The pan-European STOXX 600 index rose 0.5% by 0830 GMT, after logging its biggest daily drop in more than three months on Friday. Switzerland’s benchmark SMI index fell 0.8% as trading resumed after a long weekend, with the top 10 decliners on the STOXX 600 being Swiss stocks. 

Manufacturers in Switzerland, which counts the U.S. as the top export market for its pharmaceuticals, watches, machinery and chocolates, warned on Friday that tens of thousands of jobs were at risk after being hit with the heavy rate. The Swiss levy is much steeper than the baseline tariff of 15% faced by European Union, Japan and South Korea.

Swiss pharma stocks Novartis and Roche slipped 0.6% and 1.4%, respectively, after U.S. President Donald Trump sent letters to the leaders of 17 major pharmaceutical companies directing them to slash U.S. prescription drug prices.
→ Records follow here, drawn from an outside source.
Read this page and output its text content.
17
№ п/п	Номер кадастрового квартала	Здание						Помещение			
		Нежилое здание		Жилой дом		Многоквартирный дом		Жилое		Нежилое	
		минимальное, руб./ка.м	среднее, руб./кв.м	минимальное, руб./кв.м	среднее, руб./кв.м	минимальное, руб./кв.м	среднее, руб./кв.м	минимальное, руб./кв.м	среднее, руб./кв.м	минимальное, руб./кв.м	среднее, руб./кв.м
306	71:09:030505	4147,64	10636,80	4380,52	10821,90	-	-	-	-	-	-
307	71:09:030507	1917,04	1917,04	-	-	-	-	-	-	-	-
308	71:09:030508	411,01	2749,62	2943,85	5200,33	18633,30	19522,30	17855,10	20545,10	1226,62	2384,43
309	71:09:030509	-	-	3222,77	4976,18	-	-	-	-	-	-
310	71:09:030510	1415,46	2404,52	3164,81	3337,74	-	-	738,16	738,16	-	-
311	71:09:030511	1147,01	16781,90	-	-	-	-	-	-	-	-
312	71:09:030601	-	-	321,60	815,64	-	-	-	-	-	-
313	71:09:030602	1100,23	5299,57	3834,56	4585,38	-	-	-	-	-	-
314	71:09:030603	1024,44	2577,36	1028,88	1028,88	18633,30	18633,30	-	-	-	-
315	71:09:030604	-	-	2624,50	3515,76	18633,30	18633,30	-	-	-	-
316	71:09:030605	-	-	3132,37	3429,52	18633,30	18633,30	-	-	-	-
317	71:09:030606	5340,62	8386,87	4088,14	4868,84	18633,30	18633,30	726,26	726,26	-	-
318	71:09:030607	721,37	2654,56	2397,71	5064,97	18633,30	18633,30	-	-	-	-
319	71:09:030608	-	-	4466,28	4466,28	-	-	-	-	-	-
Swiss luxury companies Richemont and Swatch, among the most exposed to tariffs, fell almost 1% each with Swatch Chief Executive Nick hayek calling on President Karin Keller-Sutter to meet Trump in Washington to negotiate a better deal.

“There was always this hope that 39% (tariff) is not going to stay, but it’s so difficult to tell. This is not the kind of diplomacy or the administration that we are used to,” said Ipek Ozkardeskaya, senior market analyst at Swissquote bank

“Each time Trump is not happy about something he’s just slapping tariffs so we’re really going through extremely unusual times.”
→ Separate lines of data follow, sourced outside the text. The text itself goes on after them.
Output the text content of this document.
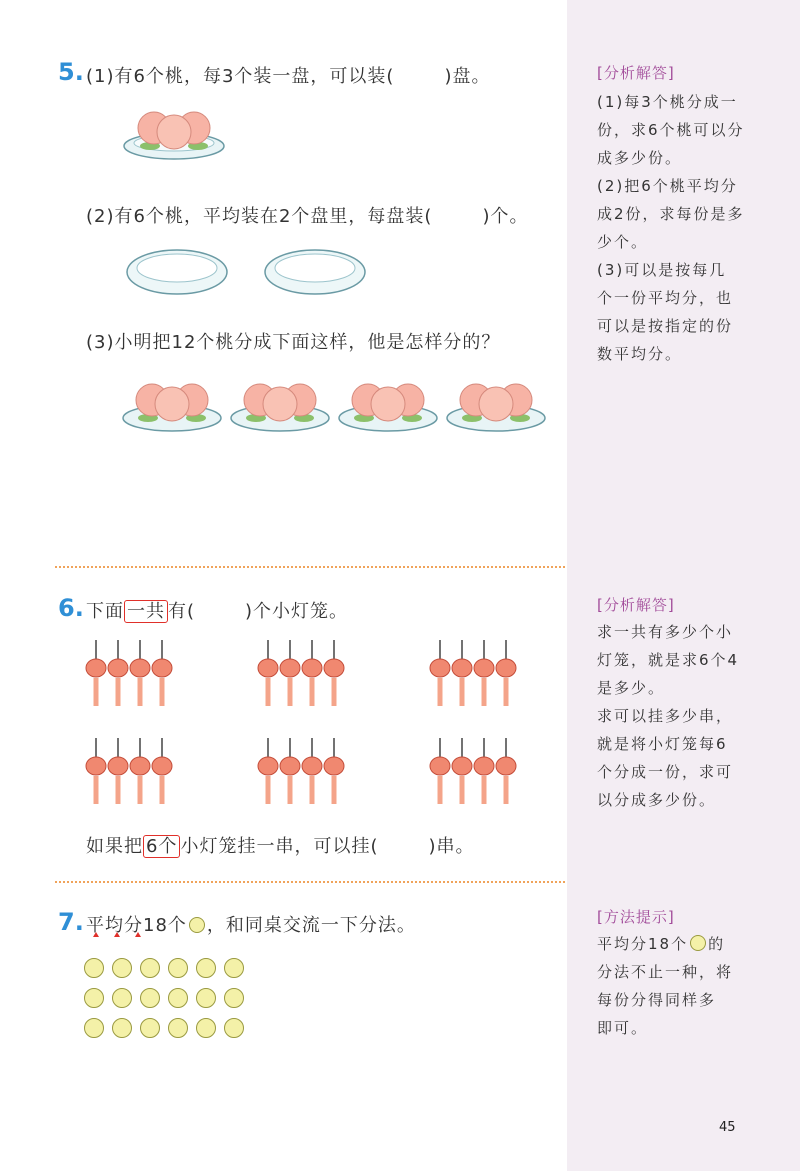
5. (1)有6个桃，每3个装一盘，可以装(	)盘。
(2)有6个桃，平均装在2个盘里，每盘装(	)个。
(3)小明把12个桃分成下面这样，他是怎样分的？
6. 下面 一共 有(	)个小灯笼。
如果把 6个 小灯笼挂一串，可以挂(	)串。
7. 平均分18个 ，和同桌交流一下分法。
[分析解答]
(1)每3个桃分成一
份，求6个桃可以分
成多少份。
(2)把6个桃平均分
成2份，求每份是多
少个。
(3)可以是按每几
个一份平均分，也
可以是按指定的份
数平均分。
[分析解答]
求一共有多少个小
灯笼，就是求6个4
是多少。
求可以挂多少串，
就是将小灯笼每6
个分成一份，求可
以分成多少份。
[方法提示]
平均分18个 的
分法不止一种，将
每份分得同样多
即可。
45
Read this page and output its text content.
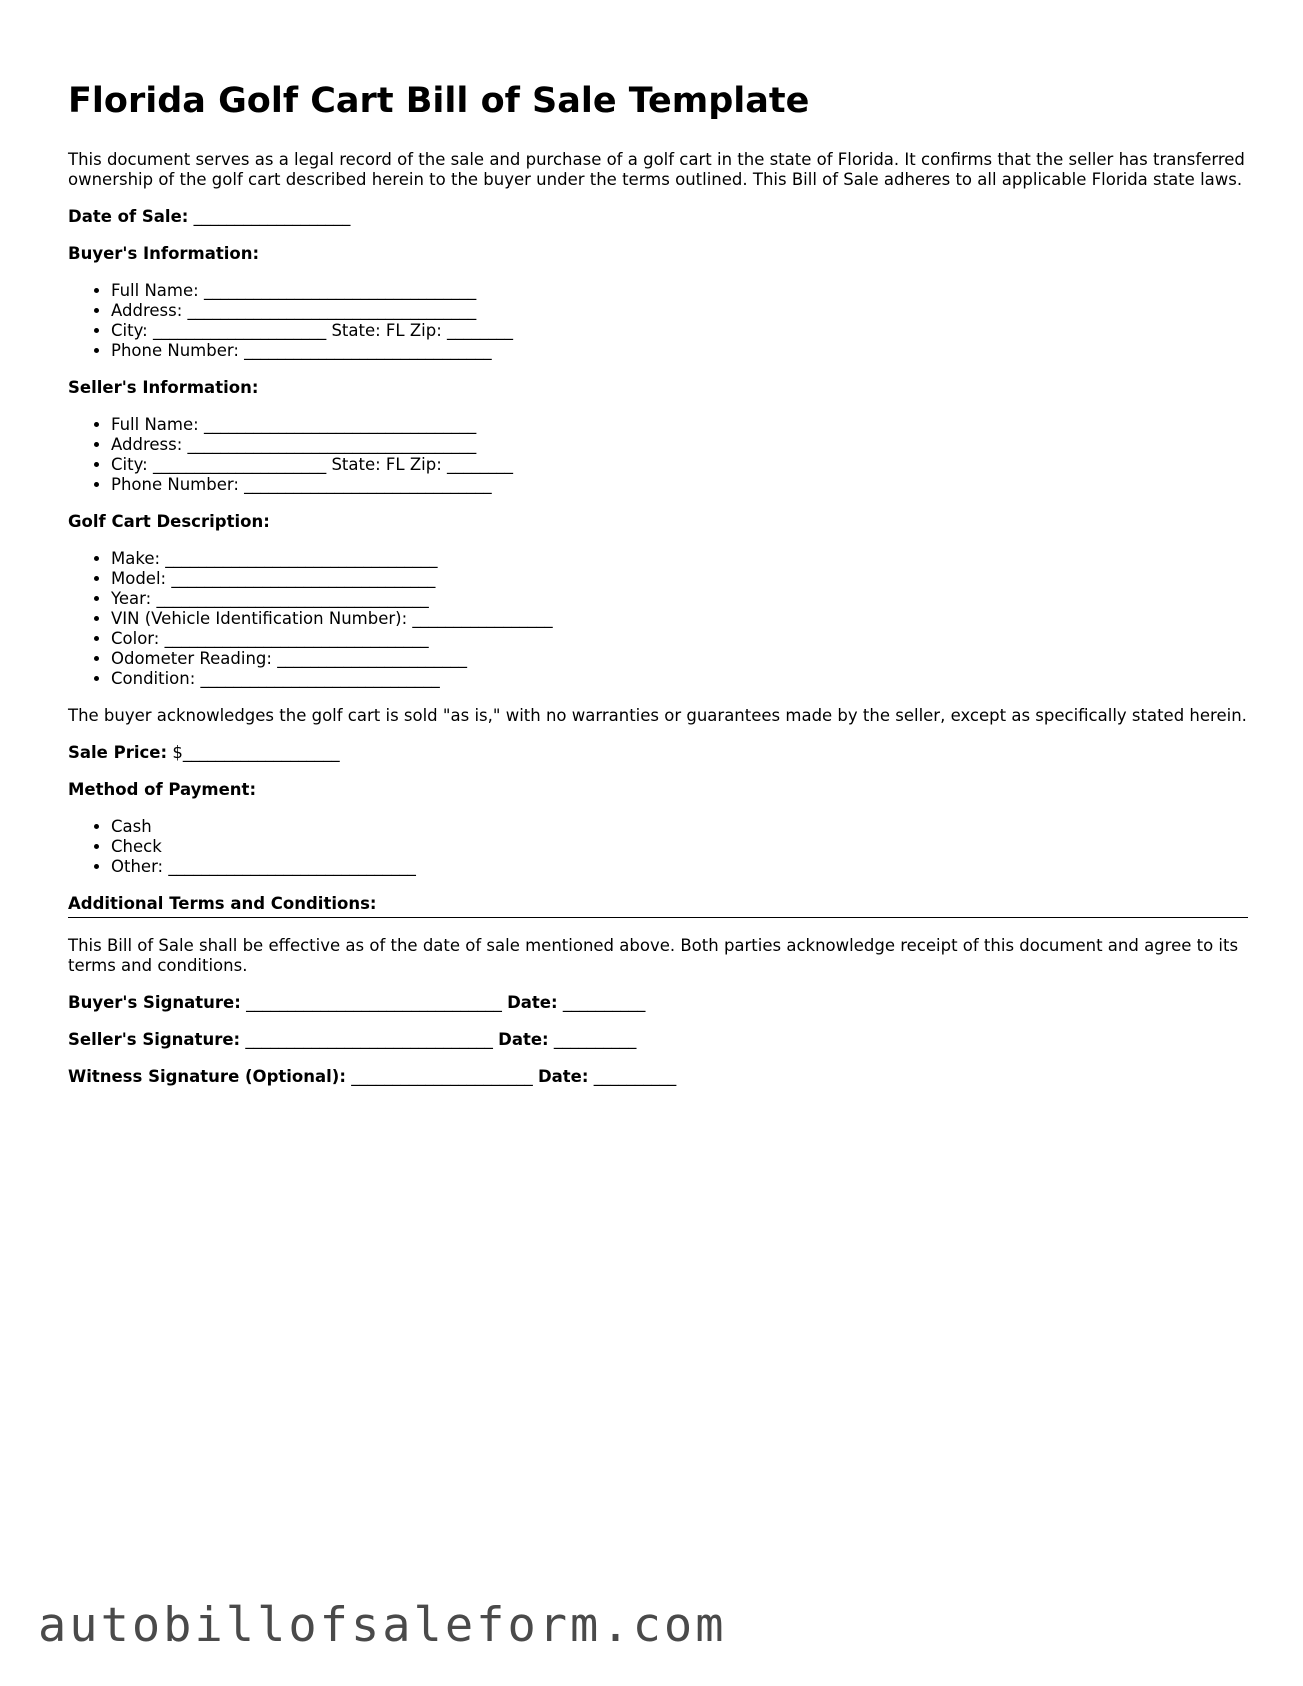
Florida Golf Cart Bill of Sale Template

This document serves as a legal record of the sale and purchase of a golf cart in the state of Florida. It confirms that the seller has transferred ownership of the golf cart described herein to the buyer under the terms outlined. This Bill of Sale adheres to all applicable Florida state laws.

Date of Sale: ___________________

Buyer's Information:

• Full Name: _________________________________
• Address: ___________________________________
• City: _____________________ State: FL Zip: ________
• Phone Number: ______________________________

Seller's Information:

• Full Name: _________________________________
• Address: ___________________________________
• City: _____________________ State: FL Zip: ________
• Phone Number: ______________________________

Golf Cart Description:

• Make: _________________________________
• Model: ________________________________
• Year: _________________________________
• VIN (Vehicle Identification Number): _________________
• Color: ________________________________
• Odometer Reading: _______________________
• Condition: _____________________________

The buyer acknowledges the golf cart is sold "as is," with no warranties or guarantees made by the seller, except as specifically stated herein.

Sale Price: $___________________

Method of Payment:

• Cash
• Check
• Other: ______________________________

Additional Terms and Conditions:

This Bill of Sale shall be effective as of the date of sale mentioned above. Both parties acknowledge receipt of this document and agree to its terms and conditions.

Buyer's Signature: _______________________________ Date: __________

Seller's Signature: ______________________________ Date: __________

Witness Signature (Optional): ______________________ Date: __________

autobillofsaleform.com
Meanwhile, banks were a bright spot on the day with shares in British lenders surging after the UK’s Supreme Court overturned a ruling on motor finance commissions, easing fears among banks about a redress scheme some analysts had warned could run into the tens of billions of pound. 

Lloyds added 7.4% to the top of the STOXX 600 index, while Close Brothers surged 20% to the top of UK’s midcap index. Barclays, Bank of Ireland and Santander all gained over 2% each.

Among individual stocks, UBS slipped 1.4% after the bank said it would pay $300 million to resolve U.S. mortgage securities cases related to misselling of mortage-linked investments.

Weaker-than-expected U.S. jobs data for July and fresh tariffs on dozens of trading partners deepened concerns over the health of the U.S. economy, roiling Wall Street and European stocks on Friday.